Socially-driven inactivity and dis-ablement

Loss of ability due to loss of fitness (fitness gap)

Reduced resilience & autonomy

Increased chances of dependency

Conclusion

There is a complex interplay between mobility, health, and disease through multiple, interlinked dimensions linked to livelihoods, health, and survival.

In some instances, mobility ties to a determinant like employment, but the nuances around the type of transport taken (e.g. cars vs. active travel) can determine whether the modality of mobility used will lead to short to long term health or disease for the individual themselves as well as others around them. Or to put it another way, mobility across its multiple dimensions leads to various externalities – both positive and negative. Further to this, different modalities of mobility can have various opportunity costs that sometimes require tough trade-off decisions. For example, while active travel is better for your health, in some cases it can also take longer. An extra minute spent on active travel is one less minute one can spend on cooking, spending time with loved ones, or spending time on leisure activities.

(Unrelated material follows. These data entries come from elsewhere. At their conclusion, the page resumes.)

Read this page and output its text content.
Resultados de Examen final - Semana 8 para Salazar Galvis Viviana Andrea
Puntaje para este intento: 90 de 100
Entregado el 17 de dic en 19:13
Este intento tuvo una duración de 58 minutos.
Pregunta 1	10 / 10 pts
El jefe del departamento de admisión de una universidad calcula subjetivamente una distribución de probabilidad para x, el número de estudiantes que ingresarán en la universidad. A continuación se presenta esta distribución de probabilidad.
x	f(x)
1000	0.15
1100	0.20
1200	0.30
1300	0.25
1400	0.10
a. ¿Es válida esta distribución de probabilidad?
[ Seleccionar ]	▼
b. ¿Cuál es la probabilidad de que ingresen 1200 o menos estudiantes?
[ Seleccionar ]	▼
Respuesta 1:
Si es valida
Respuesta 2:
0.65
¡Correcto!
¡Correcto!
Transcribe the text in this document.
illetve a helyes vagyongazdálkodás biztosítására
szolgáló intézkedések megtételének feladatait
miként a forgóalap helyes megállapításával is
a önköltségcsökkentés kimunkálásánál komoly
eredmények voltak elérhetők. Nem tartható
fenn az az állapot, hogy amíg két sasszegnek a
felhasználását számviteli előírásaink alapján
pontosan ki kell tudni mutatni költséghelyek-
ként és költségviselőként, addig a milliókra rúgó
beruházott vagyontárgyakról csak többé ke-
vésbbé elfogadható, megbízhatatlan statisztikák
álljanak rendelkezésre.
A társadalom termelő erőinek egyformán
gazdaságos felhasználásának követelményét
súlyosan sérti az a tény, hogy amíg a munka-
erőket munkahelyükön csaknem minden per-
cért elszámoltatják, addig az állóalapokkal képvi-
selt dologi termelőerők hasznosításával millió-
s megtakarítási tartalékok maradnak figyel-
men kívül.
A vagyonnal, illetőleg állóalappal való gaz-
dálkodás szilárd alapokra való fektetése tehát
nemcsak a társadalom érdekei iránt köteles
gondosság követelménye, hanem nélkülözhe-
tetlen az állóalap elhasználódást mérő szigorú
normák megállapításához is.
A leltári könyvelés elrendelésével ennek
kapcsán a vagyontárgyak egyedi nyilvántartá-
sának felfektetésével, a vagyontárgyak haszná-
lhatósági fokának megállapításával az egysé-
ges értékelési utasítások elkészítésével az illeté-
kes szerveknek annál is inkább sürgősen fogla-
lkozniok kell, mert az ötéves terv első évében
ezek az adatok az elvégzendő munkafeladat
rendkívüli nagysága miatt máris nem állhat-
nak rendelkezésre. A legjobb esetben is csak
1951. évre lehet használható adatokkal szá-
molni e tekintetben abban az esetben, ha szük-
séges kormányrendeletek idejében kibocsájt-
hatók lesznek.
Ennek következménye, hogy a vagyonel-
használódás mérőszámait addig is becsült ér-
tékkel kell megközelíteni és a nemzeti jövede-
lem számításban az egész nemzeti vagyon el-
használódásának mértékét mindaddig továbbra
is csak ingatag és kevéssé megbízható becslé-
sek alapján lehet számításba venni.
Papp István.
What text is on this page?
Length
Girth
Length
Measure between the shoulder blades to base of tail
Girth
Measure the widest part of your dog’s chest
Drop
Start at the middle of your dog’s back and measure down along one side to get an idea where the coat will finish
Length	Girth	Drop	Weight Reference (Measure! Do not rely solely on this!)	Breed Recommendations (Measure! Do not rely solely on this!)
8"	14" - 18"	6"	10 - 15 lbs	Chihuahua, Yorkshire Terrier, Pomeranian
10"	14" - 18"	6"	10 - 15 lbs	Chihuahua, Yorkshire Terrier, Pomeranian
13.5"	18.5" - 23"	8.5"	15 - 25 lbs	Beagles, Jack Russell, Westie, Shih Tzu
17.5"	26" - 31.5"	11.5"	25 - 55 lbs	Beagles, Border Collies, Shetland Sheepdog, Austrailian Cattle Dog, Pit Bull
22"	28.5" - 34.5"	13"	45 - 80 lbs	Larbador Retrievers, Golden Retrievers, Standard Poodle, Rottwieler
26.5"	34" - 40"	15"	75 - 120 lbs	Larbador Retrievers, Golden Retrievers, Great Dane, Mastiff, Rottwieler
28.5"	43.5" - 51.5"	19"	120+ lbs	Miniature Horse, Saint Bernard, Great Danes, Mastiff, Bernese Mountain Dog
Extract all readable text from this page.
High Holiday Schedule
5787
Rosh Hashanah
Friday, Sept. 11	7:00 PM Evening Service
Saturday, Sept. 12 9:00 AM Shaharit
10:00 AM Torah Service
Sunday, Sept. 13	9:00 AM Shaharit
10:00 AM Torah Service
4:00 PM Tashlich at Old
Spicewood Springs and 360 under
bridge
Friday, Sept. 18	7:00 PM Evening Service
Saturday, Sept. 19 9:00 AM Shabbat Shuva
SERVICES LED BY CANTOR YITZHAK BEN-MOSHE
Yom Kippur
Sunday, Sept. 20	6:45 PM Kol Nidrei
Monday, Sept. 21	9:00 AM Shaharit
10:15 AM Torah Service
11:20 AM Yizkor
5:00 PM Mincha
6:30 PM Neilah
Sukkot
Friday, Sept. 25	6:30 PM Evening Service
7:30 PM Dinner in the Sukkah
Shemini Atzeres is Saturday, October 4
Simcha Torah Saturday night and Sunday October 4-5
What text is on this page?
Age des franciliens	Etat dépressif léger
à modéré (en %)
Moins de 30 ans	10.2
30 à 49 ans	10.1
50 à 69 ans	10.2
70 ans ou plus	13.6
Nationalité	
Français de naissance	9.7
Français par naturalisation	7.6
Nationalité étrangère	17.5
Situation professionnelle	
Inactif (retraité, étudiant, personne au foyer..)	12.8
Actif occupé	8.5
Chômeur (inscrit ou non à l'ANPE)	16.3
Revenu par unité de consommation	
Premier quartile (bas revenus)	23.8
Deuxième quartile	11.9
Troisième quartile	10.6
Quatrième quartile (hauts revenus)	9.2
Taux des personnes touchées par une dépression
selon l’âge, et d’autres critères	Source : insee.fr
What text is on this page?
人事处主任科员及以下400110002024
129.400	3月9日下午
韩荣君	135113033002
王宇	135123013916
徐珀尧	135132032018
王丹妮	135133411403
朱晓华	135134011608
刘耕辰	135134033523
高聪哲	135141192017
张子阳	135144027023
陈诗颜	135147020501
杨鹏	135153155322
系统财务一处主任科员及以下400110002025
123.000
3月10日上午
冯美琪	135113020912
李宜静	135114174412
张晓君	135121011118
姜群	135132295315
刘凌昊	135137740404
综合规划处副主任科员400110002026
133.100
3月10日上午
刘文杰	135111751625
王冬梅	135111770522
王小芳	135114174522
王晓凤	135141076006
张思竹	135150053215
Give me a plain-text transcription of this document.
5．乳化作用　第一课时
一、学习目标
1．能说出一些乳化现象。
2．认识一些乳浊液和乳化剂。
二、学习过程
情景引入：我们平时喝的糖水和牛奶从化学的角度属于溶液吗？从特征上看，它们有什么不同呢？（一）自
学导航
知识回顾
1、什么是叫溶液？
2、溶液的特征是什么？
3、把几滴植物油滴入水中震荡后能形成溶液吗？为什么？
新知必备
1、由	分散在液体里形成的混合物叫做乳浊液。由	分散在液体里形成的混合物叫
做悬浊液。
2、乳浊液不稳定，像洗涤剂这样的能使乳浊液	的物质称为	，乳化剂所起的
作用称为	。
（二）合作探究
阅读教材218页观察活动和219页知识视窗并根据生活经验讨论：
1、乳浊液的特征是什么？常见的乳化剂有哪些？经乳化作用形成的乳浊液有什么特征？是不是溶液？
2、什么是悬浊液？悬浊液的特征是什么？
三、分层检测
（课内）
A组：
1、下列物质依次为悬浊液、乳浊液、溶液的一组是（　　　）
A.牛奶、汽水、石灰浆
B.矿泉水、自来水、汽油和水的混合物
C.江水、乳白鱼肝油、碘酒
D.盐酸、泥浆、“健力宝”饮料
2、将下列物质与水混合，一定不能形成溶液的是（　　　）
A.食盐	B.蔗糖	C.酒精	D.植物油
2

The externalities and opportunity costs linked to mobility means that decisions around policy and practice are not straightforward. It would be simplistic to say that everyone should engage in active travel without considering the costs (money and time) of active travel. For example, are the tax incentives and purchase premiums for cycling a good use of tax payer money and do they yield the environmental and health benefits that they are expected to deliver? Is the “Vienna Model” of providing subsidised access to public transport effective in delivering benefits to citizens and society? Going forward, furthering our nuanced understanding of mobility can help us to better understand the barriers and facilitators of using mobility to promote health and prevent disease. This can then directly inform how we design, implement and evaluate policies that provide equitable opportunities for people to utilise mobility in a way that positively impacts livelihoods, health and survival.